Berne, 07.10.2008 - Les négociations officielles pour un accord bilatéral de libre-échange entre l’Inde et les pays de l’AELE ont démarré cette semaine à Delhi. A l’invitation de la Déclaration de Berne et d’Alliance Sud, la communauté de travail des œuvres d’entraide suisses, une délégation de trois personnalités indiennes a fait le voyage inverse pour faire part de leurs inquiétudes aux représentants du gouvernement suisse. Ils ont dénoncé le manque de démocratie, les effets négatifs de ce genre d’accords et leur décalage par rapport à la pauvreté qui affecte la majorité de la population indienne. Pour les délégués de l’administration fédérale, le but des accords bilatéraux de libre-échange n’est pas résoudre les problèmes de pauvreté ; le gouvernement indien ne signera rien qu’il ne considère dans son intérêt.
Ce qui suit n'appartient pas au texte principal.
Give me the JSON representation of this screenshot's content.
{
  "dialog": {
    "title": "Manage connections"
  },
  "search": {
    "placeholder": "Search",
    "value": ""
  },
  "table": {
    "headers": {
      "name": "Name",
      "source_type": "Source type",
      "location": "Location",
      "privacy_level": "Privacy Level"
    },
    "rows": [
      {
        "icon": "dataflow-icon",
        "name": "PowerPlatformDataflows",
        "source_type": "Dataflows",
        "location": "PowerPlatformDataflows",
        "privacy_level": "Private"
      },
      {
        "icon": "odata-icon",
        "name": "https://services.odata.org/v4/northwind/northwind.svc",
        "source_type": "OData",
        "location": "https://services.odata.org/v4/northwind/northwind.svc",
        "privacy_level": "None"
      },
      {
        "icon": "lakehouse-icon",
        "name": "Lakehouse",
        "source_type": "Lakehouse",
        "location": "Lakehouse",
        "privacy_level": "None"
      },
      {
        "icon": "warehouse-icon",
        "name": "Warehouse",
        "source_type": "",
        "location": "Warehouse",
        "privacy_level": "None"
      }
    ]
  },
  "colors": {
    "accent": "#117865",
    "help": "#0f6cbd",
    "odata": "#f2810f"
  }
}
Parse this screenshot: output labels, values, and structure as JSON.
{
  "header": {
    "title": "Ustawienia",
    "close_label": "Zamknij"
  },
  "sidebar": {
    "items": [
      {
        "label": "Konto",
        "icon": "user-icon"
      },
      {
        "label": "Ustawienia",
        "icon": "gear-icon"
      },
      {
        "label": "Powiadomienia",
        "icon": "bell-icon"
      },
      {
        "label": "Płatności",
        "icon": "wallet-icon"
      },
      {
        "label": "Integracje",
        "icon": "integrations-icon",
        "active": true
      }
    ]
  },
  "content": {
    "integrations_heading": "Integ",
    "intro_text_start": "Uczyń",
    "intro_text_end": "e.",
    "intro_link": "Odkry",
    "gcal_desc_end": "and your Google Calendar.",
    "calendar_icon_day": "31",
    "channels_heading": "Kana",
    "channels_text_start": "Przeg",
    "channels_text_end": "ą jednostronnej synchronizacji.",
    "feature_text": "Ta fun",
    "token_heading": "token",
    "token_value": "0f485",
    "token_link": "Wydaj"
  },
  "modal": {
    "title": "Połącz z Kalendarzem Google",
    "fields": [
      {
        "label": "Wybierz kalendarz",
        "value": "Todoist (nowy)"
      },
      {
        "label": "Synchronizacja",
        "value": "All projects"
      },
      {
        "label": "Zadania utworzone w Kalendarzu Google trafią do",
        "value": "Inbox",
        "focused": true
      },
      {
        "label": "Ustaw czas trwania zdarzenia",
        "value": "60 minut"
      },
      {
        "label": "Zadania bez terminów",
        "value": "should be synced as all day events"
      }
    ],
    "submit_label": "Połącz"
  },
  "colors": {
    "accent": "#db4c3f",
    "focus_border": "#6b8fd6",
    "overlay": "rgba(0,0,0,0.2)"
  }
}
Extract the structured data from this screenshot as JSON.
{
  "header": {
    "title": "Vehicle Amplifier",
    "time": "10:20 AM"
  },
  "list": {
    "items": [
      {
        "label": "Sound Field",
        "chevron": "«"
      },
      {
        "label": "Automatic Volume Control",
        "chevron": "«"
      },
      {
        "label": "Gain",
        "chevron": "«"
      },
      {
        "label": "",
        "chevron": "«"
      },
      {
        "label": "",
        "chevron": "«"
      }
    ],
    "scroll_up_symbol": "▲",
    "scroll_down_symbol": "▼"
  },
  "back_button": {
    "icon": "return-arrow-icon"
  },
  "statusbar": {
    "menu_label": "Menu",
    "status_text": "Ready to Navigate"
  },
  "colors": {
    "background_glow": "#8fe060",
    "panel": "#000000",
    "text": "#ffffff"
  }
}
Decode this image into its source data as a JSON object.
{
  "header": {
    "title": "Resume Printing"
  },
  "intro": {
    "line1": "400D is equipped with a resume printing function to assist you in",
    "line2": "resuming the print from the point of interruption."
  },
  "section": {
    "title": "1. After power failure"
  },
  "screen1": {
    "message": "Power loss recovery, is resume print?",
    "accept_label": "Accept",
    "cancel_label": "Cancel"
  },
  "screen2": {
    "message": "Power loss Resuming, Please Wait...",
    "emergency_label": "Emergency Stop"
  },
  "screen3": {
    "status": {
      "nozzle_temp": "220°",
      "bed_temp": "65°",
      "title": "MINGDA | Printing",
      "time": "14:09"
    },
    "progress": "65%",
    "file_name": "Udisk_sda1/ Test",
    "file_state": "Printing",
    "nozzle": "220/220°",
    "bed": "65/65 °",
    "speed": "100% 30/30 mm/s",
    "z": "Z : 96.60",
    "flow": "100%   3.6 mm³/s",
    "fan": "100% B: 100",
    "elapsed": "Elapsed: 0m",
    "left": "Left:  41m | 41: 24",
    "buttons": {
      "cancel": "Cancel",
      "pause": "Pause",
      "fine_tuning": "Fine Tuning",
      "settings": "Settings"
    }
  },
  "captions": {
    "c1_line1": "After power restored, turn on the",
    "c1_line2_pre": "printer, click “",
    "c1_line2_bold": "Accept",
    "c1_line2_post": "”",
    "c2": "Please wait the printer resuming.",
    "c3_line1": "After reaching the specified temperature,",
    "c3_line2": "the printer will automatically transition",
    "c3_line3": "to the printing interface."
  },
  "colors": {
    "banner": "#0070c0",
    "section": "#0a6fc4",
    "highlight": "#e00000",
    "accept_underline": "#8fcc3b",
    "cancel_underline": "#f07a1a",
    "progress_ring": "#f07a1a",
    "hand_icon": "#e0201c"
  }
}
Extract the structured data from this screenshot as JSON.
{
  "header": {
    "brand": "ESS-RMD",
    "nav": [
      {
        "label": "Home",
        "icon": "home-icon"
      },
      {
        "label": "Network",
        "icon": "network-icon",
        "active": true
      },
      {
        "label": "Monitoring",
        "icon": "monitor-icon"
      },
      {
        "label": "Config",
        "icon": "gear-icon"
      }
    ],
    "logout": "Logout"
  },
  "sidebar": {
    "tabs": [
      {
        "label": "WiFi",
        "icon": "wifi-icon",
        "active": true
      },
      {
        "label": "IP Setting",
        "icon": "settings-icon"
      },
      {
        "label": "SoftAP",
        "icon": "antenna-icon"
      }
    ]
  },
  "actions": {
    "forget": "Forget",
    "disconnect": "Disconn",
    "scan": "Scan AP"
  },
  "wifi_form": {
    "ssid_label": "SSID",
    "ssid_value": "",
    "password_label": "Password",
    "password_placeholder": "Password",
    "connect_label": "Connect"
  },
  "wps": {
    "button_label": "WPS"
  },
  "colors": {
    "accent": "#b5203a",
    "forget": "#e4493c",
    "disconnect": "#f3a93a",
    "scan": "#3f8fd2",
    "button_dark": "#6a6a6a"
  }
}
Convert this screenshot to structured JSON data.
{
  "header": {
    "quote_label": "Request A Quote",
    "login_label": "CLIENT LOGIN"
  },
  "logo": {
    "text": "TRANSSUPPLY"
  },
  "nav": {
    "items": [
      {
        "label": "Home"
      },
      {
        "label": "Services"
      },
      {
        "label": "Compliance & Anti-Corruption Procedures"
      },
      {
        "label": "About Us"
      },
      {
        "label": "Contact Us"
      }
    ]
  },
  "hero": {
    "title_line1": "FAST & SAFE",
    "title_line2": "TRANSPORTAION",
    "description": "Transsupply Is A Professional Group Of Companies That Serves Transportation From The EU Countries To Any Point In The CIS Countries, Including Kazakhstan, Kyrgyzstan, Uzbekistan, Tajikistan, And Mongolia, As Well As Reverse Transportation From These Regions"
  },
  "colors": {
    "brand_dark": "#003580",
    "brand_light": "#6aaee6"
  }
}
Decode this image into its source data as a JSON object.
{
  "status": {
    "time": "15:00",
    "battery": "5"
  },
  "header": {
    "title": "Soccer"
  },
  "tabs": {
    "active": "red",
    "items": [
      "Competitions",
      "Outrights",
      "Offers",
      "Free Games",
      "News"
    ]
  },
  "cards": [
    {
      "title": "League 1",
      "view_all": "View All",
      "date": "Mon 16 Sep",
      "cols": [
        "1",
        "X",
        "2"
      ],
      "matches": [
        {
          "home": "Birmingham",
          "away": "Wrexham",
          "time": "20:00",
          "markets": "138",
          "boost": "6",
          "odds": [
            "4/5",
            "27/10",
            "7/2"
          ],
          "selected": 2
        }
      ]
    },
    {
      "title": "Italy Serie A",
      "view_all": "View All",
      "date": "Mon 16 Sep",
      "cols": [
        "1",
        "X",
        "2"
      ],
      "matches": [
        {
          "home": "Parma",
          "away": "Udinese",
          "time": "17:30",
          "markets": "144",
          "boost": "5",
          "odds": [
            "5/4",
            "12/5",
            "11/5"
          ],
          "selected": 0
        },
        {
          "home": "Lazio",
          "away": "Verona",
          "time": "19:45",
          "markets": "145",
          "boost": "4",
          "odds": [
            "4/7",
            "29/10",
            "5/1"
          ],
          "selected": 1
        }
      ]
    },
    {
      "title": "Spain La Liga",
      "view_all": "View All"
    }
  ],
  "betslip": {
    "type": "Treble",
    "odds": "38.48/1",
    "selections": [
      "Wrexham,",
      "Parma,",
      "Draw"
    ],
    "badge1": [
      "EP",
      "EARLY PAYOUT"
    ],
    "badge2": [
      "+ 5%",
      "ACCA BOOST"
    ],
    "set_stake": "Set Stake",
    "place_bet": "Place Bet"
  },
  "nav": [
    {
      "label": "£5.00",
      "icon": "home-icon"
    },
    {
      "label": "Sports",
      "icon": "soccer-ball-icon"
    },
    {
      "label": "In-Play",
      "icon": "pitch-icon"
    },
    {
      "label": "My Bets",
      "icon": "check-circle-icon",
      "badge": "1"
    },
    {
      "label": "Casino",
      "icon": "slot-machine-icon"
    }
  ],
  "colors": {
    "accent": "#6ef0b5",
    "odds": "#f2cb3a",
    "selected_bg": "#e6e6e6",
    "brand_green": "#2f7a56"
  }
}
Ce matin à Berne, s’est déroulée une réunion peu ordinaire regroupant des représentants de la société civile indienne et de l’administration fédérale. Le but de ce face-à-face était de faire entendre la voix des ONG indiennes. Celles-ci sont en effet nombreuses à s’inquiéter des retombées négatives possibles de l’accord bilatéral de libre-échange négocié actuellement entre l’Inde et la Suisse, sur le développement de leur pays. La rencontre a donné lieu à un vif échange de vues. Elle a permis de mettre en lumière plusieurs enjeux économiques et sociaux jusqu’ici peu pris en compte par les négociateurs officiels.

Smitu Kothari, fondateur de l’ONG Intercultural Ressources, a notamment vivement critiqué le déficit démocratique du processus de négociation en Inde. Il a dénoncé le manque de transparence et l’absence de consultation du parlement et des gouvernements régionaux. « Il est essentiel que ces accords intègrent les valeurs fondamentales de justice, de droits humains et de développement durable et prennent en compte les besoins de la grande majorité de la population. Cela ne sera possible qu’avec une participation active de la base », a-t-il souligné.

David Kadam, directeur en Inde de Swissaid, s’est inquiété des conséquences négatives des accords de libre-échange sur l’agriculture, dont dépendent plus de 70% de la population indienne. « On assiste même à une forte augmentation de la pauvreté dans les campagnes, qui pousse au suicide un nombre toujours plus élevés de paysans », a-t-il déclaré.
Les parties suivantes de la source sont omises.